When he looks up at me, I see so much sorrow in his eyes I can hardly bear it.

‘What happened?’ I ask him again. ‘There were no raids last night.’

‘No raids,’ he says. ‘But the recon boys were up. And they ain’t come back.’

‘Warby?’ I whisper, thinking of Christina.

‘Yeah,’ he nods, dropping his chin. ‘They sent me out to tell Christina, but damned if I know how to.’

‘It will be another one of his pranks,’ I say. ‘He’s probably gone to Gibraltar for an adventure. You know how bored he gets.’

‘Maybe,’ Danny replies, pulling me against him.

‘So, what do you think?’

‘I think he went dark over Italy, and that’s not good,’ Danny says. ‘I don’t want to be right; I never want to be right when it comes to this. But sometimes you can feel it, you know? Like a light has gone out.’

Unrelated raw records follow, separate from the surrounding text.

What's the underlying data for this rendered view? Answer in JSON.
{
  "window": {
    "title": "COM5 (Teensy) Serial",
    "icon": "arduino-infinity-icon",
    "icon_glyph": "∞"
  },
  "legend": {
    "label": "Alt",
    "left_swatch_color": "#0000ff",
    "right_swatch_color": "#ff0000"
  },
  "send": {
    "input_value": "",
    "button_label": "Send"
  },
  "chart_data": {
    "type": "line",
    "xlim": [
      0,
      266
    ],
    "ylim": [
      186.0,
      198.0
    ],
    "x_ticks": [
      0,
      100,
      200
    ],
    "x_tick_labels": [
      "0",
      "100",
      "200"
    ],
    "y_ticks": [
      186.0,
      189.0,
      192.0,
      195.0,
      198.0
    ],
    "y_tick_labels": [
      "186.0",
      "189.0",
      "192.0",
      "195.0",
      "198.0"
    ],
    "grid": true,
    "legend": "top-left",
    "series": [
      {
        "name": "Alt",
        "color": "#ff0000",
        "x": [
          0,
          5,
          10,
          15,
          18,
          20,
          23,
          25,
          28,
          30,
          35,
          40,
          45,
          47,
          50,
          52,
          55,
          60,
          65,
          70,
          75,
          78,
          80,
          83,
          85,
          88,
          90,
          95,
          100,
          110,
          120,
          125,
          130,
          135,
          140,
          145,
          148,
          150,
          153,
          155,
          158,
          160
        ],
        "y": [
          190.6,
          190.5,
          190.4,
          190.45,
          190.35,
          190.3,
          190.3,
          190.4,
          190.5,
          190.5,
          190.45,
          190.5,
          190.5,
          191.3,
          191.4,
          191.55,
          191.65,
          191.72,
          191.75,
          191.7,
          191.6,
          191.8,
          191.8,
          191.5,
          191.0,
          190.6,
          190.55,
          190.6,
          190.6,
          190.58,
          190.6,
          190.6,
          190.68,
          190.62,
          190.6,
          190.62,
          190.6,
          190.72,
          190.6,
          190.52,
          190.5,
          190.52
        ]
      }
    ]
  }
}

‘Oh, God – Christina.’ I never thought to look for their names, to see if they made it. If I had, then maybe I could have done something. Could I still? All these millions of lives lost in this war, and I am only trying to save three, including my own. Guilt washes over me, and I turn my face into Danny’s neck.

‘Save your tears,’ Danny tells me gently. ‘Christina will need her friends to carry her through.’

‘I should have done something,’ I mutter half to myself.

‘What could you have done?’ Danny asks me.

‘I don’t know,’ I say.

‘One thing I’ve learnt is that you can’t fight this war planning to save the whole world,’ Danny says. ‘Not even one corner of it or all your friends and comrades-in-arms. There ain’t no one person in the whole world who can do that. You fight for your life and the lives of the people you love, and you fight knowing that you might not make it. You don’t have to accept it. You don’t have to believe it. But you do have to know it. Adrian Warburton knew it better than most. That man took risks that few would have the courage to. He rolled the dice; he hoped he’d always win. He always knew he might not.’